Au vu de ces éléments, et de l’hypothèse retenue par le COR d’une croissance réelle potentielle de 0,7% du PIB à long terme, on peut raisonnablement tabler sur un « r » de 4% réels, c’est-à-dire après prise en compte de l’inflation. Un article fait un point approfondi sur cette question29 : sur longue période, les pays occidentaux sont bien dans le cas de figure où r > g.
Rendements du capital et taux
de croissance sur très longue période et deux sous‑périodes (1890-2015,
en excluant les deux guerres mondiales, et 1980‑2015) pour une sélection
de pays industrialisés
Au vu de ces observations, il paraît donc raisonnable de tabler
sur un taux de rendement financier à long terme de l’ordre de 4% pour
un pays comme la France (ce qui correspond à un écart r-g de l’ordre de
3%).
Cela suppose toutefois d’allouer plus de 50% des actifs du fonds en
actions (cotées ou non cotées), à la différence du régime additionnel de
la fonction publique (RAFP) dont les rendements sont moindres en raison
de contraintes de gestion très strictes. Pour un régime de
capitalisation ayant des engagements à très long terme, ce choix
d’investir au moins 50% des actifs en actions nous paraît justifié.
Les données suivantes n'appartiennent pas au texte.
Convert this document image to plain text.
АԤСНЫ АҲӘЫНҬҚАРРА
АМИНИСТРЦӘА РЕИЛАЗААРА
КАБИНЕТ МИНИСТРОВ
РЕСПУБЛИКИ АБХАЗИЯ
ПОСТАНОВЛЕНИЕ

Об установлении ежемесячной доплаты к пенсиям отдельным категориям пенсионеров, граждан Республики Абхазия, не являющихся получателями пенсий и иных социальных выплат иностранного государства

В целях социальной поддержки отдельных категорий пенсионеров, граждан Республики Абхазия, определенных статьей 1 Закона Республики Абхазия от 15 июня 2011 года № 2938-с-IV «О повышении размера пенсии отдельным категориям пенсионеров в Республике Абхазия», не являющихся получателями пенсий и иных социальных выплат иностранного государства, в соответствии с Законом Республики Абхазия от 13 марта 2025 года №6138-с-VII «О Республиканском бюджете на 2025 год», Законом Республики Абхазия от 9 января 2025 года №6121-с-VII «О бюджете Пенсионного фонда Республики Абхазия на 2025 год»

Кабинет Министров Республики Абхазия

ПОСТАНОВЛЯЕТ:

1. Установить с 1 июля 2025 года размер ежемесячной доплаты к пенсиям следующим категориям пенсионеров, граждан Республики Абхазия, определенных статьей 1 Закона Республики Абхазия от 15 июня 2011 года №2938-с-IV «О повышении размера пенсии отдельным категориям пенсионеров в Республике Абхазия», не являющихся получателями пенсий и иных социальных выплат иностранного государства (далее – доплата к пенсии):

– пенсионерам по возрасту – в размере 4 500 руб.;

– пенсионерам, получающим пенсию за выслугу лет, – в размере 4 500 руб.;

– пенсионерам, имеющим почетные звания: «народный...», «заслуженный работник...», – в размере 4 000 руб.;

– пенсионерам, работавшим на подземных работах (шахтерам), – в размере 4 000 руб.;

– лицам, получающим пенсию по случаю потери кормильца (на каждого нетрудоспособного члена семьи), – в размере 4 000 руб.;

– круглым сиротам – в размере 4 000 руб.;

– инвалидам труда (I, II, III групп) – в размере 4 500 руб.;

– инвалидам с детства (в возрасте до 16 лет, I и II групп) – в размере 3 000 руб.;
Nous sommes conscients que cette hypothèse de 4% de rendement réel
suscitera des débats. Nous avons donc testé la portée du taux de
rendement financier de long terme sur la dynamique de la phase
transitoire : nous avons retenu deux valeurs autour du rendement central
de 4%, 3% et 5%, et mesuré les effets de ces valeurs sur le gain de
taux de cotisation au cours du temps. Ces différents niveaux de
rendement de long terme génèrent des écarts sur le taux de cotisation de
long terme et sur la réduction de taux de cotisation qui passe de 5
points à 7,5 points. Ils illustrent toute l’importance de la « valeur
temps » d’un régime retraite en capitalisation presque totalement
illiquide (du fait de son caractère obligatoire et de sa dimension
nationale) et dont tant le volume que l’horizon de gestion des
placements sont sans équivalent en France.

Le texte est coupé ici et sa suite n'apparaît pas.